People who aren't our age--people who are younger than we or much older than we need to get together. People who don't share the same type of experiences that we have would discover some new friends if they would risk a little more. Like a college student who goes to class during the week. Like an older person who lives on a fixed income. Both are on fixed incomes! Maybe they could help each other. Maybe people just arriving in our churches, our neighborhoods-who have just been through life. Let's get together. Discrimination happens when we neglect people; when we are afraid to welcome everyone who enters with open arms; when we fail to value each person as someone who is made in the image of God.

The real problem is a loose connection. The connection between our faith and love has come unplugged. James says that true faith does not show preferential treatment. He says it is impossible to hold true faith in one hand and discrimination in the other. To recite the Apostle's Creed while favoring those we like over those we don't care as much for. For me, that means that children, moms, dads, chandelier-swinging, youth, hard-core students, retired persons, and newcomers will need to be treated equally. That's a tall order because I like to cluster too. But can you help me to live out the gospel? Let's connect our faith that we affirm and recite on Sunday mornings with our actions after the service and during the week. If you cluster up here you're going to miss getting to know some terrific friends of mine; and if you leave immediately after the final amen, you'll miss a vital opportunity for your faith to work through love. This connection must start here before it will ever begin out there. So will you help me? And you never know what love and faith will lead you to do.

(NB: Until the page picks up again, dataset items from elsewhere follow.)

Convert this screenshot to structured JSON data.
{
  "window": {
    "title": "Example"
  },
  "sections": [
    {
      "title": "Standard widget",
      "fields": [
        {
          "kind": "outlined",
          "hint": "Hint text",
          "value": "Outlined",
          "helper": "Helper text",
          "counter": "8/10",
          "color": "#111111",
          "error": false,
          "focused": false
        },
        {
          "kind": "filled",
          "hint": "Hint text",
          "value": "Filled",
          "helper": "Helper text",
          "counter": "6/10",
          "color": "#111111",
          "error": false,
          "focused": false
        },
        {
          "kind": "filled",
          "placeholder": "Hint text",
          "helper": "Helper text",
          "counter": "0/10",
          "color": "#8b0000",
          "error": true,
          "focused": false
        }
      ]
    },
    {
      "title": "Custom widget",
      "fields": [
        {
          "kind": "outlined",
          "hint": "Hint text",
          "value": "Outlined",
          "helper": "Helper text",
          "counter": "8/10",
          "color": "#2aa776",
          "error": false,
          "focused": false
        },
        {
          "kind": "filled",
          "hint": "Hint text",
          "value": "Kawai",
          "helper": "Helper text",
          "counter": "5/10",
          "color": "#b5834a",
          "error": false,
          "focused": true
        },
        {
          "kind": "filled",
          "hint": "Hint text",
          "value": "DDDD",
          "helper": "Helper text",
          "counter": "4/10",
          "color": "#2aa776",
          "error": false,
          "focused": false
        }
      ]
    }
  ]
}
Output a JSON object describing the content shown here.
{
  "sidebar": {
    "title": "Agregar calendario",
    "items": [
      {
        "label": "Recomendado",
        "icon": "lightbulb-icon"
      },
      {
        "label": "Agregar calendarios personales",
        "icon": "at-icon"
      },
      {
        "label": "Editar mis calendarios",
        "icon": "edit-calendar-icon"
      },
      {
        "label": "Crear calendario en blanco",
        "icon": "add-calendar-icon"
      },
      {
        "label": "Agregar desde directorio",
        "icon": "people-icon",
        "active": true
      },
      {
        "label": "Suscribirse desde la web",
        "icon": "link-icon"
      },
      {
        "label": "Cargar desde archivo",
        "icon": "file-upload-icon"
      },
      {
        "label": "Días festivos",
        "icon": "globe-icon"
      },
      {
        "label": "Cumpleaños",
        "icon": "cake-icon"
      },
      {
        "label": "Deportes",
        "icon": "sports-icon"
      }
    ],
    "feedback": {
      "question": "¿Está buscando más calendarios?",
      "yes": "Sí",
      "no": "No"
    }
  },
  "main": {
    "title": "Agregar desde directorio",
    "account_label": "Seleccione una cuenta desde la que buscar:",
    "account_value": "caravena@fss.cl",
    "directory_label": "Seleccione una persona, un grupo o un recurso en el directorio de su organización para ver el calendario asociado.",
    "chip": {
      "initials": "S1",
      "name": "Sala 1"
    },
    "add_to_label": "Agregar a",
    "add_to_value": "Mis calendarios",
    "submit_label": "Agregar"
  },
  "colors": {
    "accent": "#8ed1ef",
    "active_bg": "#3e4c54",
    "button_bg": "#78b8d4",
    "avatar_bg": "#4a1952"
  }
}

It all began when one boy started chemotherapy for cancer. His hair fell out due to a reaction to the therapy. So he's sitting in school, humiliated and embarrassed at his appearance. He's already felt like a freak at school. So he just sits there silent-like. Then the unexpected happened. One kid sitting next to him gets past the differences of appearances and thinks to himself, "I don't want my friend to be made fun of." So he talks to other classmates and the agree on a plan. The next day in walks kid after kid with completely shaved heads. Then one day the teacher walks into class with his head shaved too. Keep faith always-never leave home without it, but to your faith add loving action for such will bring the kingdom of God very near. Amen.